I don’t hate her anymore. I actually feel kind of sad for her. Her ex-boyfriend is dating me. And the guy who liked her is now going out with Carey instead. She just broke up with her boyfriend of nine months, and stopped her making out thing with Brad.

She really has no one left in that department. And from what I’ve seen from her, she constantly needs the attention of males. So I do feel slightly sorry for her. But maybe this will be good for her? Who knows? Maybe she’ll learn to gain confidence in herself.


Tuesday, July 22, 2003

I've had some massive insecurities recently. I don't really know why, because this time even Annie isn't a reason. He says he loves me all the time, and every time my heart does that little thing where it speeds up so fast that I think it's stopped - just like the first time. But I constantly tell him I love him now, just because I need to hear it back. That's not the case all the time, but recently it's been more and more frequent.

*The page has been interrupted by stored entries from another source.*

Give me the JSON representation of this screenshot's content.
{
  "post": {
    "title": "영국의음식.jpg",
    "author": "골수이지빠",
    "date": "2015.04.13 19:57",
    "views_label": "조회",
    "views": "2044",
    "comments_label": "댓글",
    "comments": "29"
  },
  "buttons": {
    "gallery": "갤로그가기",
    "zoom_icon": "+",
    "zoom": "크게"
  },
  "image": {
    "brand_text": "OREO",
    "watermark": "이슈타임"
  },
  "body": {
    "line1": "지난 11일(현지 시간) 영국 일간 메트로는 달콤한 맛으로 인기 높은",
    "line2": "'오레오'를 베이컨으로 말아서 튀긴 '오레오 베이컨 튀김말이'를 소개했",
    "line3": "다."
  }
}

I'm not sure what I'm afraid of, but I know it really isn't so nice to feel this way. I'm hoping I get over it soon, though, as I feel that it's standing in the way of my happiness. I'm trying to talk myself into just accepting the fact that he says he loves me, and trusting in him that he's telling the truth.

Such a complicated life I lead, eh? Full of angst and drama, and most of it self-inflicted. Ah well.

I want to blog about the beach, but I think I shall do that on my other site, and when I get back from driving.